All’alba del Terzo Millennio sembra assurdo sentir parlare ancora di censura, anche e soprattutto perché il mondo proviene da un secolo, il Novecento, che di censura e libertà negate ne ha viste non poche. Eppure, è esattamente ciò che sta accadendo in seno alle vicende che vedono la Russia responsabile del conflitto in Ucraina e alla conseguente percezione, da parte dell’Occidente, che porta ad identificare il responsabile di tutto questo, ovvero Putin, con la cultura russa. La guerra, per antonomasia l’emblema della limitazione della libertà individuale, finisce col demonizzare e, di conseguenza, far condannare, anche la cultura e l’arte, che vengono identificate come un tutt’uno col paese invasore.
È ciò che è accaduto al povero Fëdor Michajlovič Dostoevskij, illustre romanziere russo morto nel lontano 1849. Grande amante e studioso delle opere di questo maestro della letteratura russa, il professor Paolo Nori si è visto cancellare il proprio corso su Dostoevskij da parte dell’Università Bicocca di Milano, presso la quale avrebbe dovuto tenerlo, con il pretesto di “evitare ogni forma di polemica dato il momento di forte tensione attuale”. Ora, oltre al triste paradosso per il quale si è tentato di censurare l’opera di un autore condannato a morte proprio per aver letto qualcosa di proibito, Nori pone in rilievo l’insensatezza della vicenda: «Non solo essere un russo vivente è una colpa oggi in Italia, ma lo è anche essere morto, Ciò che sta succedendo in Ucraina è una cosa orribile, ma parte di quello che sta accadendo di conseguenza in Italia è ridicolo».

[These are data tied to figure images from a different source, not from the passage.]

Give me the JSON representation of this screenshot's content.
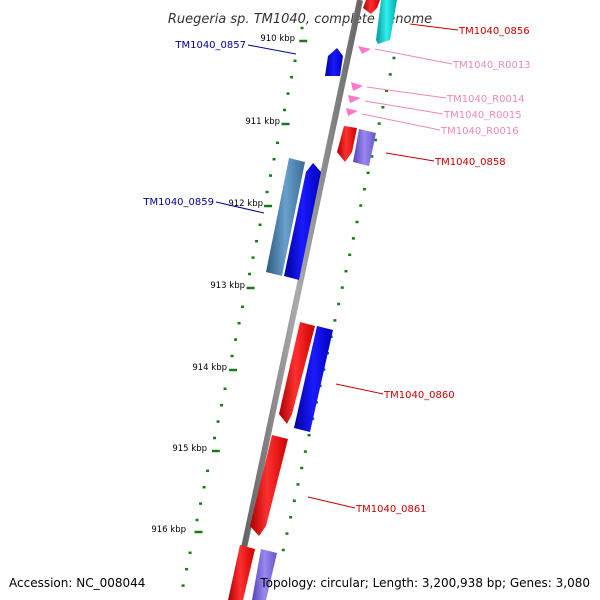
{
  "title": "Ruegeria sp. TM1040, complete genome",
  "footer": {
    "accession": "Accession: NC_008044",
    "topology": "Topology: circular; Length: 3,200,938 bp; Genes: 3,080"
  },
  "colors": {
    "backbone": "#808080",
    "tick": "#1a7a1a",
    "red_gene": "#ff0000",
    "blue_gene": "#0000ff",
    "steel_gene": "#4682b4",
    "violet_gene": "#7b68ee",
    "cyan_gene": "#00cccc",
    "rna": "#ff77cc",
    "label_red": "#cc0000",
    "label_blue": "#000099",
    "label_pink": "#ee88bb"
  },
  "ticks": [
    {
      "label": "910 kbp"
    },
    {
      "label": "911 kbp"
    },
    {
      "label": "912 kbp"
    },
    {
      "label": "913 kbp"
    },
    {
      "label": "914 kbp"
    },
    {
      "label": "915 kbp"
    },
    {
      "label": "916 kbp"
    }
  ],
  "gene_labels": [
    {
      "text": "TM1040_0856",
      "color": "red"
    },
    {
      "text": "TM1040_0857",
      "color": "blue"
    },
    {
      "text": "TM1040_R0013",
      "color": "pink"
    },
    {
      "text": "TM1040_R0014",
      "color": "pink"
    },
    {
      "text": "TM1040_R0015",
      "color": "pink"
    },
    {
      "text": "TM1040_R0016",
      "color": "pink"
    },
    {
      "text": "TM1040_0858",
      "color": "red"
    },
    {
      "text": "TM1040_0859",
      "color": "blue"
    },
    {
      "text": "TM1040_0860",
      "color": "red"
    },
    {
      "text": "TM1040_0861",
      "color": "red"
    }
  ]
}
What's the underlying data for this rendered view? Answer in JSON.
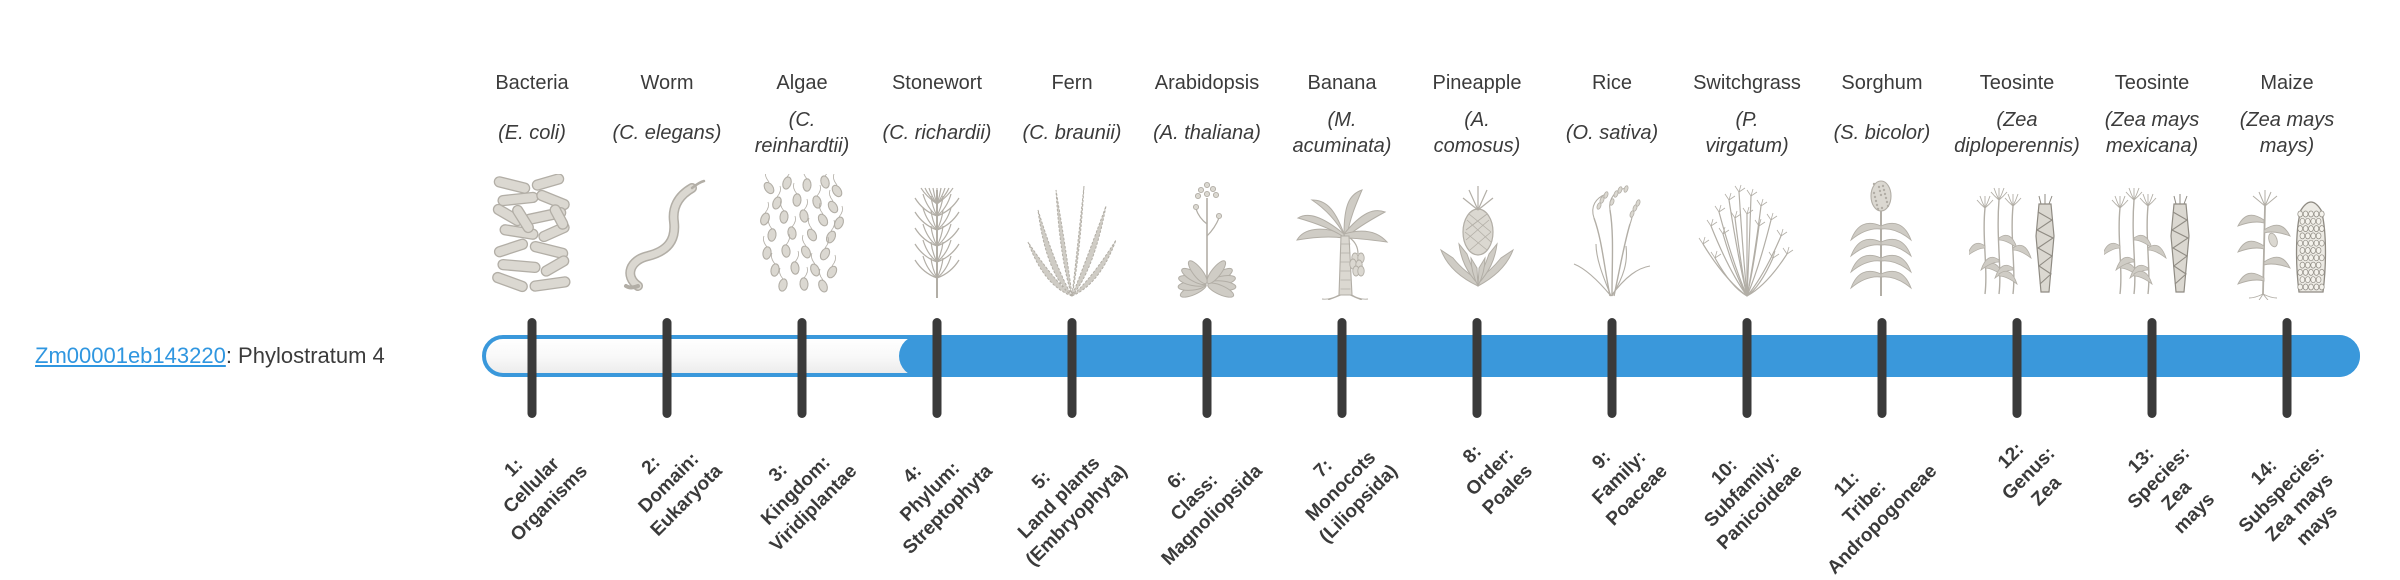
{
  "gene": {
    "id": "Zm00001eb143220",
    "suffix": ": Phylostratum 4",
    "phylostratum": 4
  },
  "colors": {
    "bar_blue": "#3a98db",
    "link_blue": "#2f96e0",
    "tick": "#3a3a3a",
    "text": "#3b3b3b"
  },
  "columns": [
    {
      "common": "Bacteria",
      "sci": "(E. coli)",
      "icon": "bacteria-icon",
      "stratum": "1:\nCellular\nOrganisms"
    },
    {
      "common": "Worm",
      "sci": "(C. elegans)",
      "icon": "worm-icon",
      "stratum": "2:\nDomain:\nEukaryota"
    },
    {
      "common": "Algae",
      "sci": "(C.\nreinhardtii)",
      "icon": "algae-icon",
      "stratum": "3:\nKingdom:\nViridiplantae"
    },
    {
      "common": "Stonewort",
      "sci": "(C. richardii)",
      "icon": "stonewort-icon",
      "stratum": "4:\nPhylum:\nStreptophyta"
    },
    {
      "common": "Fern",
      "sci": "(C. braunii)",
      "icon": "fern-icon",
      "stratum": "5:\nLand plants\n(Embryophyta)"
    },
    {
      "common": "Arabidopsis",
      "sci": "(A. thaliana)",
      "icon": "arabidopsis-icon",
      "stratum": "6:\nClass:\nMagnoliopsida"
    },
    {
      "common": "Banana",
      "sci": "(M.\nacuminata)",
      "icon": "banana-icon",
      "stratum": "7:\nMonocots\n(Liliopsida)"
    },
    {
      "common": "Pineapple",
      "sci": "(A.\ncomosus)",
      "icon": "pineapple-icon",
      "stratum": "8:\nOrder:\nPoales"
    },
    {
      "common": "Rice",
      "sci": "(O. sativa)",
      "icon": "rice-icon",
      "stratum": "9:\nFamily:\nPoaceae"
    },
    {
      "common": "Switchgrass",
      "sci": "(P.\nvirgatum)",
      "icon": "switchgrass-icon",
      "stratum": "10:\nSubfamily:\nPanicoideae"
    },
    {
      "common": "Sorghum",
      "sci": "(S. bicolor)",
      "icon": "sorghum-icon",
      "stratum": "11:\nTribe:\nAndropogoneae"
    },
    {
      "common": "Teosinte",
      "sci": "(Zea\ndiploperennis)",
      "icon": "teosinte-icon",
      "stratum": "12:\nGenus:\nZea"
    },
    {
      "common": "Teosinte",
      "sci": "(Zea mays\nmexicana)",
      "icon": "teosinte-icon",
      "stratum": "13:\nSpecies:\nZea\nmays"
    },
    {
      "common": "Maize",
      "sci": "(Zea mays\nmays)",
      "icon": "maize-icon",
      "stratum": "14:\nSubspecies:\nZea mays\nmays"
    }
  ]
}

Viene da chiedersi quanto, sul piano effettivo delle vicende in svolgimento, queste sanzioni di stampo morale indirizzate al mondo della cultura e dell’arte russa contribuiscano alla causa ucraina. In pratica, nulla. La censura intellettuale e artistica nuoce solo agli studenti e agli amanti della cultura, ma non intacca Putin e non indebolisce la sua folle causa. Getta solo l’ennesima macchia sulla storia dell’Occidente “democratico e liberale”.
Anche i luoghi di cultura si muovono su fronti discordanti. Vi è chi, come l’Hermitage di Amsterdam, ha adottato una linea di pensiero “anti-russa”, interrompendo i rapporti con la sua sede principale a San Pietroburgo e annullando la mostra sull’avanguardia russa, inaugurata solo di recente. «In considerazione dell’invasione russa dell’Ucraina, la relazione non è più sostenibile. Con l’invasione dell’esercito russo in Ucraina, una linea è stata superata» ha affermato il museo di Amsterdam.
Mentre in una posizione nettamente discordante rispetto a quella presa dall’Hermitage si pone, invece, il direttore degli Uffizi, Eike Schmidt, contrario ad ogni forma di marginalizzazione dell’arte e della cultura russa. «Sono assolutamente assurde e controproducenti richieste come abbattere statue di autori russi, non mandare per punizione opere in Russia per dieci anni, oppure chiudere il museo delle icone russe di Palazzo Pitti. Al contrario, qui alle Gallerie degli Uffizi valorizziamo le testimonianze dei contatti culturali e pacifici nella speranza di poterli riprendere in futuro. La cultura deve essere la prima ad attivarsi ancora prima dell’economia. E speriamo che le tante grida per la pace che si innalzano da ogni parte del mondo abbiano effetto. Nel giorno stesso in cui sono iniziate azioni di guerra il museo ha subito pubblicato sui social l’immagine delle Conseguenze della guerra di Paul Rubens uno dei capolavori contro la guerra, quello più potente di cui noi siamo custodi» ha dichiarato il direttore, a margine della presentazione della donazione agli Uffizi di un dipinto del pittore seicentesco Bartolomeo Salvestrini.